Natural disasters are hard to predict, but our response and preparation to these potential events can determine just how well we survive the impact. It’s important to understand that there are ways to diminish damage and prepare for the challenges that hurricanes, tornadoes and floods can affect your new resilient home in Asheville, or Highlands, NC. We’ve highlighted some of the most effective ways to approach this in new home construction.
Start with selecting land that is situated outside flood plain areas and has an elevation that can protect from the majority of flooding that has occurred in the past. Even with 100-year flood lines, the severity of recent storms can produce those once unusual events more frequently. If you haven’t located your land yet, take a close look at floodplain maps, watersheds and bodies of water near the site. If your planned home is located in an area that may be subject to flooding, consider raising the ground floor high to escape flood waters. Many shoreline properties locate unfinished spaces like garages on the ground floor level with living spaces, mechanicals and generators on second and third floors.

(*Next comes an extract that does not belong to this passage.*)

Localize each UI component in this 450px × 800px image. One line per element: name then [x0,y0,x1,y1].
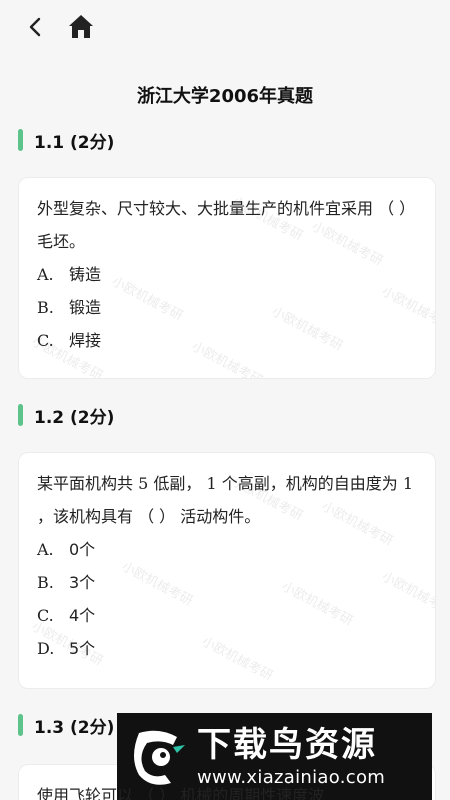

With the whole log construction of Katahdin Cedar Log Homes, the structural integrity is hard to overcome. Using galvanized, ACQ plated fasteners are standard, we use stainless steel in coastal areas. Lag bolts can ensure that these connectors stay in place and avoid corrosion that might weaken less expensive fasteners. Roof systems and floor systems both are securely attached to withstand the wind loads and keep your resilient home covered to avoid rain and water damage.
Control Insect Damage
When insects damage a home’s structure, they weaken it. With the natural insect resistance of Northern White Cedar used in Katahdin Cedar Log Homes, your home is protected from the damage that could cause structural failure from wind damage. Because cedar oils are a natural defense, homeowners avoid the need for toxic chemical treatments to prevent insect colonies inside the walls.
Glazing Prevention & Protection
Even with reinforced glass, sometimes internal pressure differences will blow out large window areas because the frames were not well secured to the structure. The resilient home solution is an easy one— just increase the number of fasteners used to secure the frame in place. Besides depressurization, flying debris can also damage windows and allow rain to enter the home. Consider storm shutters to protect windows even when non-coastal zones don’t require them to meet code. They also provide added security for summerhomes during the off-season.
Another safety measure for homes located in heavily wooded areas, is to create a firebreak zone of cleared vegetation around the home. This will discourage the spread of fire by keeping highly combustible undergrowth a distance of up to 30 feet away from the structure.
In many cases, the protective measures don’t add a significant cost to the budget, but can decrease the damage should your home be in the path of a destructive storm.